Con l’ennesima svolta nei negoziati per porre fine alla guerra in Ucraina, l’amministrazione Trump presenta una proposta che, a differenza della retorica bellicista che ha dominato finora, prova a rimettere la realtà al centro del dibattito. Il piano, discusso a Londra con alleati europei e rappresentanti di Kiev, prevede il riconoscimento del controllo russo sulla Crimea – territorio a maggioranza etnica russa che ha votato nel 2014 per unirsi a Mosca – e una graduale riduzione delle sanzioni, in cambio di un cessate il fuoco immediato.

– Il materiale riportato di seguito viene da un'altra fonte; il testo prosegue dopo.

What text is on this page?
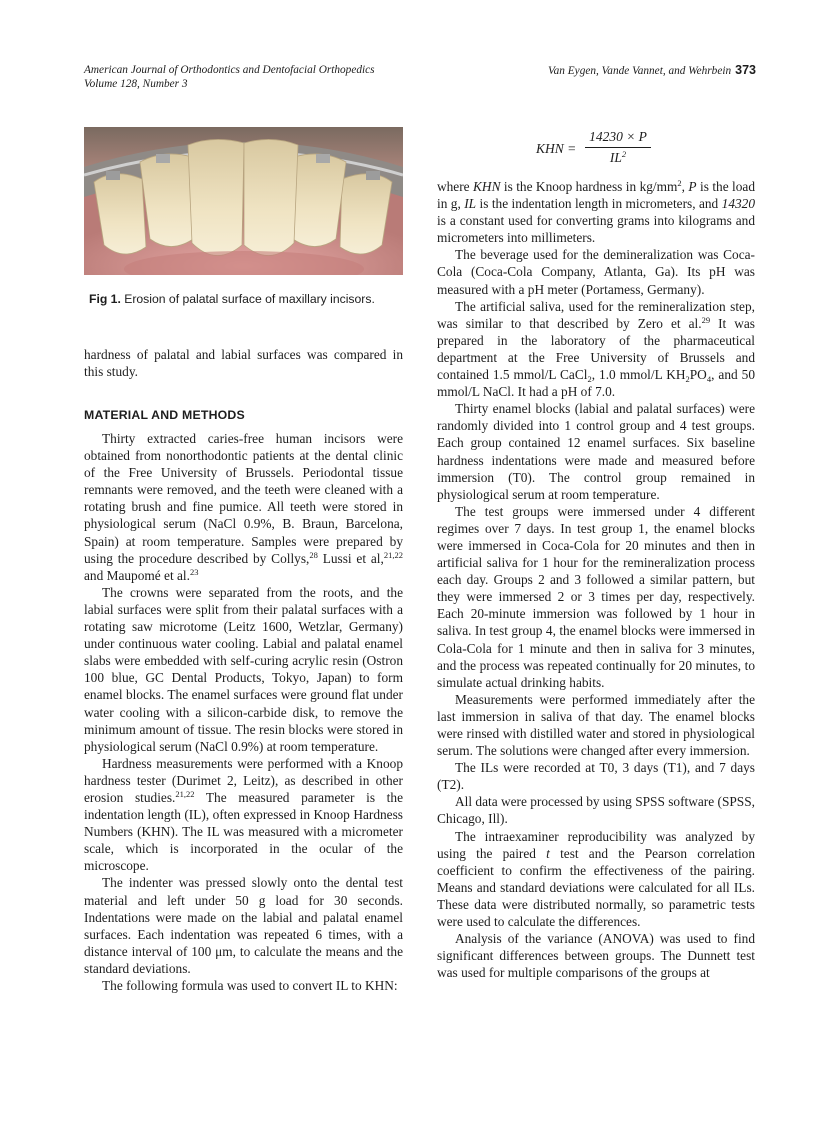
American Journal of Orthodontics and Dentofacial Orthopedics
Volume 128, Number 3
Van Eygen, Vande Vannet, and Wehrbein 373
Fig 1. Erosion of palatal surface of maxillary incisors.

hardness of palatal and labial surfaces was compared in this study.

MATERIAL AND METHODS

Thirty extracted caries-free human incisors were obtained from nonorthodontic patients at the dental clinic of the Free University of Brussels. Periodontal tissue remnants were removed, and the teeth were cleaned with a rotating brush and fine pumice. All teeth were stored in physiological serum (NaCl 0.9%, B. Braun, Barcelona, Spain) at room temperature. Samples were prepared by using the procedure described by Collys,$^{28}$ Lussi et al,$^{21,22}$ and Maupomé et al.$^{23}$

The crowns were separated from the roots, and the labial surfaces were split from their palatal surfaces with a rotating saw microtome (Leitz 1600, Wetzlar, Germany) under continuous water cooling. Labial and palatal enamel slabs were embedded with self-curing acrylic resin (Ostron 100 blue, GC Dental Products, Tokyo, Japan) to form enamel blocks. The enamel surfaces were ground flat under water cooling with a silicon-carbide disk, to remove the minimum amount of tissue. The resin blocks were stored in physiological serum (NaCl 0.9%) at room temperature.

Hardness measurements were performed with a Knoop hardness tester (Durimet 2, Leitz), as described in other erosion studies.$^{21,22}$ The measured parameter is the indentation length (IL), often expressed in Knoop Hardness Numbers (KHN). The IL was measured with a micrometer scale, which is incorporated in the ocular of the microscope.

The indenter was pressed slowly onto the dental test material and left under 50 g load for 30 seconds. Indentations were made on the labial and palatal enamel surfaces. Each indentation was repeated 6 times, with a distance interval of 100 μm, to calculate the means and the standard deviations.

The following formula was used to convert IL to KHN:

KHN =
14230 × P
$IL^2$

where KHN is the Knoop hardness in $kg/mm^2$, P is the load in g, IL is the indentation length in micrometers, and 14320 is a constant used for converting grams into kilograms and micrometers into millimeters.

The beverage used for the demineralization was Coca-Cola (Coca-Cola Company, Atlanta, Ga). Its pH was measured with a pH meter (Portamess, Germany).

The artificial saliva, used for the remineralization step, was similar to that described by Zero et al.$^{29}$ It was prepared in the laboratory of the pharmaceutical department at the Free University of Brussels and contained 1.5 mmol/L CaCl$_2$, 1.0 mmol/L $KH_2PO_4$, and 50 mmol/L NaCl. It had a pH of 7.0.

Thirty enamel blocks (labial and palatal surfaces) were randomly divided into 1 control group and 4 test groups. Each group contained 12 enamel surfaces. Six baseline hardness indentations were made and measured before immersion (T0). The control group remained in physiological serum at room temperature.

The test groups were immersed under 4 different regimes over 7 days. In test group 1, the enamel blocks were immersed in Coca-Cola for 20 minutes and then in artificial saliva for 1 hour for the remineralization process each day. Groups 2 and 3 followed a similar pattern, but they were immersed 2 or 3 times per day, respectively. Each 20-minute immersion was followed by 1 hour in saliva. In test group 4, the enamel blocks were immersed in Cola-Cola for 1 minute and then in saliva for 3 minutes, and the process was repeated continually for 20 minutes, to simulate actual drinking habits.

Measurements were performed immediately after the last immersion in saliva of that day. The enamel blocks were rinsed with distilled water and stored in physiological serum. The solutions were changed after every immersion.

The ILs were recorded at T0, 3 days (T1), and 7 days (T2).

All data were processed by using SPSS software (SPSS, Chicago, Ill).

The intraexaminer reproducibility was analyzed by using the paired t test and the Pearson correlation coefficient to confirm the effectiveness of the pairing. Means and standard deviations were calculated for all ILs. These data were distributed normally, so parametric tests were used to calculate the differences.

Analysis of the variance (ANOVA) was used to find significant differences between groups. The Dunnett test was used for multiple comparisons of the groups at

Una linea pragmatica, che guarda ai fatti più che alla propaganda. Eppure dal regime di Kiev arrivano segnali opposti. Il presidente Zelensky si trincera dietro posizioni oltranziste, definendo “fuori dalla Costituzione” qualsiasi discussione sulla Crimea, ignorando non solo il referendum del 2014, ma anche il logoramento di un conflitto che da anni consuma vite e risorse. Trump – con Rubio, Witkoff e Kellogg in prima linea – spinge per una soluzione di buon senso: fermare la guerra, garantire la sicurezza dell’Ucraina senza l’ingresso nella NATO, e avviare un dialogo diretto con Mosca.
Non è una resa, ma una presa d’atto che l’isolamento della Russia non ha prodotto risultati e che la pace passa per compromessi concreti, non slogan ideologici. Mentre l’UE fatica a trovare una posizione unitaria, Washington dimostra di voler tornare protagonista. Forse è proprio questo che irrita chi, come Zelensky, preferisce alimentare lo scontro piuttosto che sedersi davvero al tavolo della pace.